The findings are part of a new report published by AidData, an international development research laboratory based at the William & Mary College in Virginia, which has more than 13,000 aid and debt-funded projects worth more than $ 843 billion in 165 countries, analyzed 18 years to end 2017.
AidData researchers estimate that existing debt arising from Chinese loans is ‘significantly larger’ than previously understood by credit rating agencies and other intergovernmental organizations with supervisory responsibilities.
‘It really took my breath away when we first discovered it [$385bn figure]”Brad Aks, executive director of the AidData team, told the Financial Times.
The borrowing rate on the Belt and Road has declined over the past two years. And this year, the US led an effort by the G7 to counter Beijing’s dominance in international development finance.
But the report highlights the lasting consequences of a sharp transition since Xi launched the Belt and Road plan in 2013.
Where in the past Chinese loans were mostly directed at sovereign lenders such as central banks, now almost 70 percent of China’s foreign debt is issued to state-owned enterprises, state-owned banks, special vehicles, joint ventures and private sector institutions.

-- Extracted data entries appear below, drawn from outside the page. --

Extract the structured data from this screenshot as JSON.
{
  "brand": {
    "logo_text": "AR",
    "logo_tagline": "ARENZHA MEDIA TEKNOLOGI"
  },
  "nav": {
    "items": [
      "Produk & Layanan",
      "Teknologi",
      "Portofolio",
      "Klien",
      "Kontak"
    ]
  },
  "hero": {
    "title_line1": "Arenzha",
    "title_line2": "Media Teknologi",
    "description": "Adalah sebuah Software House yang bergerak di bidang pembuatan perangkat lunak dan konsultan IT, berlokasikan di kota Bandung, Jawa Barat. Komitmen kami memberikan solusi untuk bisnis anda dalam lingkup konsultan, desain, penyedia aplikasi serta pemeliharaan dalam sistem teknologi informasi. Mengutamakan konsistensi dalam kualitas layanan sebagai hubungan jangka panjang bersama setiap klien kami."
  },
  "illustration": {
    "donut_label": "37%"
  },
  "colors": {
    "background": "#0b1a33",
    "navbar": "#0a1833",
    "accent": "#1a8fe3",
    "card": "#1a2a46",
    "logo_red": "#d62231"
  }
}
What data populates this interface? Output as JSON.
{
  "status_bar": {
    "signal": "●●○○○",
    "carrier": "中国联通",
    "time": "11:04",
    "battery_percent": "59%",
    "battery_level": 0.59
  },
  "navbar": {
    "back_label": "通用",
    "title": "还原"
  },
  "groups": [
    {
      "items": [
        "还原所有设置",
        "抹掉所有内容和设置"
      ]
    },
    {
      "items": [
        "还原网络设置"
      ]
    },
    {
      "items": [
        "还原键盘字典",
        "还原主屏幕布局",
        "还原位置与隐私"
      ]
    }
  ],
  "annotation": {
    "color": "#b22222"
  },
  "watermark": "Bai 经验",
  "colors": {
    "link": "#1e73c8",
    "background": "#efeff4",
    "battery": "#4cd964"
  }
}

More than 40 lower- and middle-income countries (LMICs) have now been exposed to debt exposures to China that exceed 10 percent of their national gross domestic product, according to AidData.
And the average LMIC government reports repayment obligations to China with an equivalent of nearly 6 percent of GDP.

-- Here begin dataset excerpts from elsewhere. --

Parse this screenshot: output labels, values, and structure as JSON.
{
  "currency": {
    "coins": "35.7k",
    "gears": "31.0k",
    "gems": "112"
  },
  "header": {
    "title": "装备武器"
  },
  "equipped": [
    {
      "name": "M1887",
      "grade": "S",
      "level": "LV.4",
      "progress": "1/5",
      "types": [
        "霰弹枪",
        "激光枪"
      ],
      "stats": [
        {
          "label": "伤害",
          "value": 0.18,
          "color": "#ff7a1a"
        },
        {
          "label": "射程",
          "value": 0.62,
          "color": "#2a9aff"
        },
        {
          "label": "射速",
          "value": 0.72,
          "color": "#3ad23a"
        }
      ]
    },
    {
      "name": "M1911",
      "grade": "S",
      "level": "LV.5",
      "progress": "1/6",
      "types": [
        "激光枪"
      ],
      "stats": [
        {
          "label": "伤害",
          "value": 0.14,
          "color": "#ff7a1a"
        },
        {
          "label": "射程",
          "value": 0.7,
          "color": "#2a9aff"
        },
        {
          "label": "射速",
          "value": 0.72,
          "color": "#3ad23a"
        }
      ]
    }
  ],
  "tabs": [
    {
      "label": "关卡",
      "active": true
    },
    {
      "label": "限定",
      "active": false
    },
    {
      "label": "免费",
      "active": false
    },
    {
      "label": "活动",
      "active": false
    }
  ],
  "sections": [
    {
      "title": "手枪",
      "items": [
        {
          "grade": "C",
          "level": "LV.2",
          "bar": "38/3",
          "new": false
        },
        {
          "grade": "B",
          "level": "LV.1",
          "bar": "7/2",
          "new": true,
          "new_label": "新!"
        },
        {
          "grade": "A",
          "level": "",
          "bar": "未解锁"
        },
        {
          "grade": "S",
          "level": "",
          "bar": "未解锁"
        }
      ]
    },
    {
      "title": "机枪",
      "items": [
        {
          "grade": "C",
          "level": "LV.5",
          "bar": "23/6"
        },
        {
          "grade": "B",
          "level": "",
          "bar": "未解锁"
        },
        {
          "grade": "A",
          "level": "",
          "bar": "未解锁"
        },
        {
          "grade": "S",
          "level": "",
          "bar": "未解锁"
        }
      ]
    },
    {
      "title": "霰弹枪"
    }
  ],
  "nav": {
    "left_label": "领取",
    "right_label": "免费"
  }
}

‘This debt usually does not appear on the state’s balance sheets in developing countries. The important thing is that most of them benefit from explicit or implicit forms of liability protection against the host government. “It blurs the distinction between private and public debt,” Parks said.
The report was released while international debate raged over fears that China had driven in developing countries so-called debt traps, which could eventually lead to Beijing seizing assets when debt is not repaid.

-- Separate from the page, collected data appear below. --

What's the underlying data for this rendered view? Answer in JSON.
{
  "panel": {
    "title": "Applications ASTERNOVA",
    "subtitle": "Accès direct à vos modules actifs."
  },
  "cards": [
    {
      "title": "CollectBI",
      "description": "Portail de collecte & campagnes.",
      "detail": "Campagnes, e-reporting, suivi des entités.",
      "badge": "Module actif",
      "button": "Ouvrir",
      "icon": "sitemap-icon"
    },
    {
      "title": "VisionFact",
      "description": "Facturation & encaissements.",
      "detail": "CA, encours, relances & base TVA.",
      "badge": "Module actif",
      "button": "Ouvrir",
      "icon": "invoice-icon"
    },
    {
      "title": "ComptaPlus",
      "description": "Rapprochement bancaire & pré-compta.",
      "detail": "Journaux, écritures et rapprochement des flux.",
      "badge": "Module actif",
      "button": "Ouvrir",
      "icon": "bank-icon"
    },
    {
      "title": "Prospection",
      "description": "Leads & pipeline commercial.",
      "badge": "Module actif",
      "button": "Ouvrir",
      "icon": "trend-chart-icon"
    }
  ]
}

Some critics argue that concerns have been wildly inflated amid growing fears about expanding Chinese interests abroad under Xi.
A 2020 study by the China Africa Research Initiative at Johns Hopkins University found that between 2000 and 2019, China canceled $ 3.4 billion in debt in Africa and that another $ 15 billion was restructured or refinanced. No assets were seized.
However, Parks said that although the ‘media myth that has developed over time is that the Chinese like to sponsor physical, illiquid assets’, the latest research suggests that collateralisation of liquid assets is common.
“It is true that Chinese government lenders have a strong preference for collateral: we find that 44 percent of the total loan portfolio has collateralized, and if the share is very high, it will switch to collateral,” he said.
‘What happens is that the state-owned Chinese bank requires the borrower to maintain a minimum cash balance in a foreign bank account or a savings account controlled by the borrower himself.
Such contingent liabilities due to the hidden debt have been “almost like a hypocritical threat” for many countries, Parks said.
‘If you’re in a finance ministry in a developing country, the challenge of managing hidden Chinese debt is less of knowing that you have to pay unknown debts with known monetary values to China. “It’s more about not knowing the monetary value of debt to China that you may have to pay in the future,” Parks said.